Scientists Discover Why Pancreatic Cancer is Aggressive

Key factor helps drive metastases in aggressive cancers.

Scientists may have pinpointed why pancreatic cancer becomes aggressive so rapidly.

Pancreatic cancer can be difficult to diagnose because in its early stages it produces little to no symptoms. Often, patients will not receive a diagnosis until the disease is in its later stages, has begun to metastasize, and surgery is no longer an option. The 1-year survival rate of patients with pancreatic cancer who do not have surgery is 29%, and the 5-year survival rate is 7%, according to Cancer.net.

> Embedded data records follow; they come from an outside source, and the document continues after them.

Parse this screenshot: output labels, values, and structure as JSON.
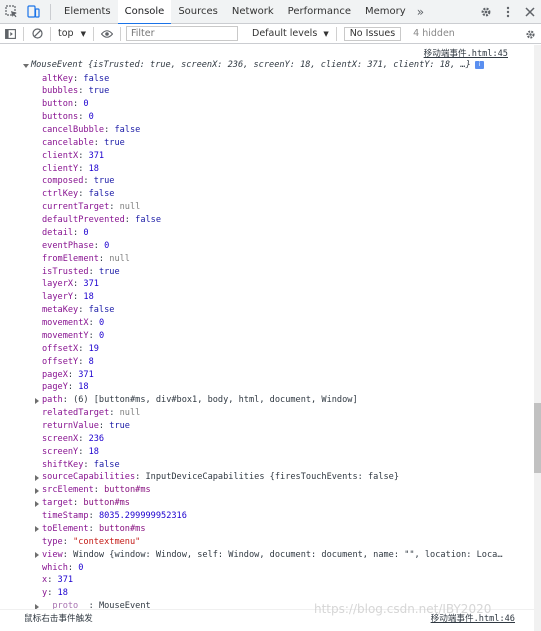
{
  "tabs": {
    "items": [
      "Elements",
      "Console",
      "Sources",
      "Network",
      "Performance",
      "Memory"
    ],
    "active": "Console",
    "more": "»"
  },
  "toolbar": {
    "context": "top",
    "filter_placeholder": "Filter",
    "levels": "Default levels",
    "no_issues": "No Issues",
    "hidden": "4 hidden"
  },
  "message": {
    "source": "移动端事件.html:45",
    "class_name": "MouseEvent",
    "summary": "{isTrusted: true, screenX: 236, screenY: 18, clientX: 371, clientY: 18, …}",
    "info_badge": "i",
    "properties": [
      {
        "key": "altKey",
        "value": "false",
        "type": "bool",
        "expandable": false
      },
      {
        "key": "bubbles",
        "value": "true",
        "type": "bool",
        "expandable": false
      },
      {
        "key": "button",
        "value": "0",
        "type": "num",
        "expandable": false
      },
      {
        "key": "buttons",
        "value": "0",
        "type": "num",
        "expandable": false
      },
      {
        "key": "cancelBubble",
        "value": "false",
        "type": "bool",
        "expandable": false
      },
      {
        "key": "cancelable",
        "value": "true",
        "type": "bool",
        "expandable": false
      },
      {
        "key": "clientX",
        "value": "371",
        "type": "num",
        "expandable": false
      },
      {
        "key": "clientY",
        "value": "18",
        "type": "num",
        "expandable": false
      },
      {
        "key": "composed",
        "value": "true",
        "type": "bool",
        "expandable": false
      },
      {
        "key": "ctrlKey",
        "value": "false",
        "type": "bool",
        "expandable": false
      },
      {
        "key": "currentTarget",
        "value": "null",
        "type": "null",
        "expandable": false
      },
      {
        "key": "defaultPrevented",
        "value": "false",
        "type": "bool",
        "expandable": false
      },
      {
        "key": "detail",
        "value": "0",
        "type": "num",
        "expandable": false
      },
      {
        "key": "eventPhase",
        "value": "0",
        "type": "num",
        "expandable": false
      },
      {
        "key": "fromElement",
        "value": "null",
        "type": "null",
        "expandable": false
      },
      {
        "key": "isTrusted",
        "value": "true",
        "type": "bool",
        "expandable": false
      },
      {
        "key": "layerX",
        "value": "371",
        "type": "num",
        "expandable": false
      },
      {
        "key": "layerY",
        "value": "18",
        "type": "num",
        "expandable": false
      },
      {
        "key": "metaKey",
        "value": "false",
        "type": "bool",
        "expandable": false
      },
      {
        "key": "movementX",
        "value": "0",
        "type": "num",
        "expandable": false
      },
      {
        "key": "movementY",
        "value": "0",
        "type": "num",
        "expandable": false
      },
      {
        "key": "offsetX",
        "value": "19",
        "type": "num",
        "expandable": false
      },
      {
        "key": "offsetY",
        "value": "8",
        "type": "num",
        "expandable": false
      },
      {
        "key": "pageX",
        "value": "371",
        "type": "num",
        "expandable": false
      },
      {
        "key": "pageY",
        "value": "18",
        "type": "num",
        "expandable": false
      },
      {
        "key": "path",
        "value": "(6) [button#ms, div#box1, body, html, document, Window]",
        "type": "obj",
        "expandable": true
      },
      {
        "key": "relatedTarget",
        "value": "null",
        "type": "null",
        "expandable": false
      },
      {
        "key": "returnValue",
        "value": "true",
        "type": "bool",
        "expandable": false
      },
      {
        "key": "screenX",
        "value": "236",
        "type": "num",
        "expandable": false
      },
      {
        "key": "screenY",
        "value": "18",
        "type": "num",
        "expandable": false
      },
      {
        "key": "shiftKey",
        "value": "false",
        "type": "bool",
        "expandable": false
      },
      {
        "key": "sourceCapabilities",
        "value": "InputDeviceCapabilities {firesTouchEvents: false}",
        "type": "obj",
        "expandable": true
      },
      {
        "key": "srcElement",
        "value": "button#ms",
        "type": "node",
        "expandable": true
      },
      {
        "key": "target",
        "value": "button#ms",
        "type": "node",
        "expandable": true
      },
      {
        "key": "timeStamp",
        "value": "8035.299999952316",
        "type": "num",
        "expandable": false
      },
      {
        "key": "toElement",
        "value": "button#ms",
        "type": "node",
        "expandable": true
      },
      {
        "key": "type",
        "value": "\"contextmenu\"",
        "type": "str",
        "expandable": false
      },
      {
        "key": "view",
        "value": "Window {window: Window, self: Window, document: document, name: \"\", location: Loca…",
        "type": "obj",
        "expandable": true
      },
      {
        "key": "which",
        "value": "0",
        "type": "num",
        "expandable": false
      },
      {
        "key": "x",
        "value": "371",
        "type": "num",
        "expandable": false
      },
      {
        "key": "y",
        "value": "18",
        "type": "num",
        "expandable": false
      },
      {
        "key": "__proto__",
        "value": "MouseEvent",
        "type": "obj",
        "expandable": true,
        "dim": true
      }
    ]
  },
  "bottom_message": {
    "text": "鼠标右击事件触发",
    "source": "移动端事件.html:46"
  },
  "watermark": "https://blog.csdn.net/IBY2020",
  "colors": {
    "key": "#881391",
    "bool": "#1a1aa6",
    "number": "#1c00cf",
    "string": "#c41a16",
    "null": "#808080",
    "accent": "#1a73e8"
  },
  "icons": [
    "inspect-element-icon",
    "device-toolbar-icon",
    "settings-gear-icon",
    "more-vertical-icon",
    "close-icon",
    "sidebar-toggle-icon",
    "clear-console-icon",
    "live-expression-eye-icon",
    "console-settings-gear-icon"
  ]
}
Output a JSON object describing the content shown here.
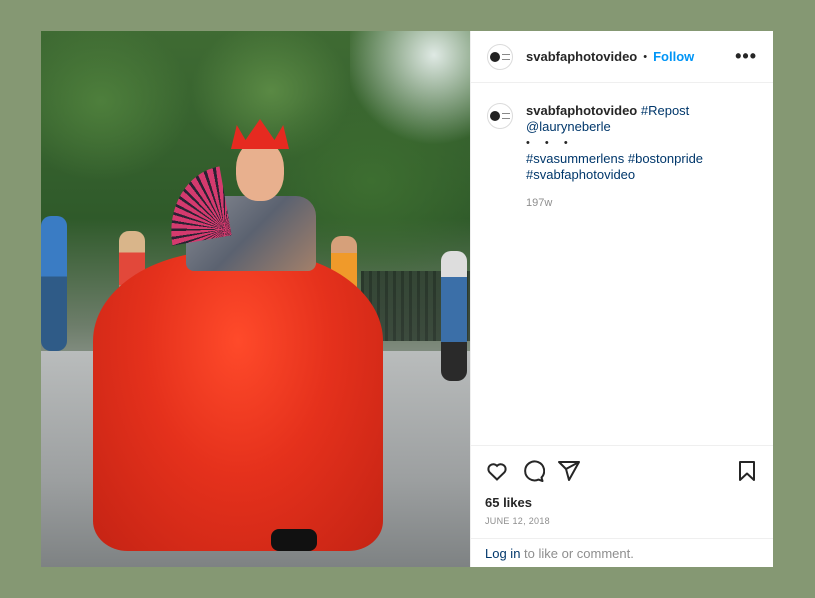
{
  "post": {
    "username": "svabfaphotovideo",
    "separator": "•",
    "follow_label": "Follow",
    "more_label": "•••",
    "caption": {
      "username": "svabfaphotovideo",
      "line1_tag": "#Repost",
      "line2_mention": "@lauryneberle",
      "dots": "• • •",
      "hashtags_line1": "#svasummerlens #bostonpride",
      "hashtags_line2": "#svabfaphotovideo",
      "time_ago": "197w"
    },
    "likes": "65 likes",
    "date": "JUNE 12, 2018",
    "login_link": "Log in",
    "login_suffix": " to like or comment."
  },
  "icons": {
    "like": "heart-icon",
    "comment": "comment-icon",
    "share": "paper-plane-icon",
    "save": "bookmark-icon",
    "more": "more-options-icon"
  },
  "colors": {
    "background": "#859873",
    "follow": "#0095f6",
    "link": "#00376b"
  }
}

Experts have considered partial activation of the epithelial-to-mesenchymal transition program (partial EMT) to be a major driver of tumor progression, but the role of EMT in promoting metastasis was recently challenged, particularly in the effects of the Snail and Twist EMT transcription factors (EMT-TFs)

In a new study published in Nature Cell Biology, investigators discovered why pancreatic cancer and other malignant types of tumors can disseminate so quickly.

The investigators found that this aggressive type of tumor activates the factor Zeb1, which controls how cells migrate and survive in early embryonic development.

In fully developed cells, Zeb1 is normally blocked. But when the factor is reactivated in cancer cells, it allows the tumor cells to disseminate throughout the body and quickly adapt to changing conditions in their microenvironment. This allows them to develop into metastases and form secondary tumors.

“The EMT-TF Zeb1 is a key factor for the formation of precursor lesions, invasion, and notably metastasis,” the authors wrote. “Depletion of Zeb1 suppresses stemness, colonization capacity, and phenotypic/metabolic plasticity of tumor cells, probably causing the observed in vivo effects.

When Zeb1 is inactivated, the cancer cells can no longer adapt to their new environment as easily. This results in the development of a variant of pancreatic cancer, which presents significantly lower metastatic capacity.

“Different EMT-TFs have complementary subfunctions in driving pancreatic tumor metastasis,” the authors concluded. “Therapeutic strategies should consider these potential specificities of EMT-TFs to target these factors simultaneously.”

The authors expressed hope that their findings will lead to the development of new treatment strategies to combat the aggressive nature of pancreatic cancer.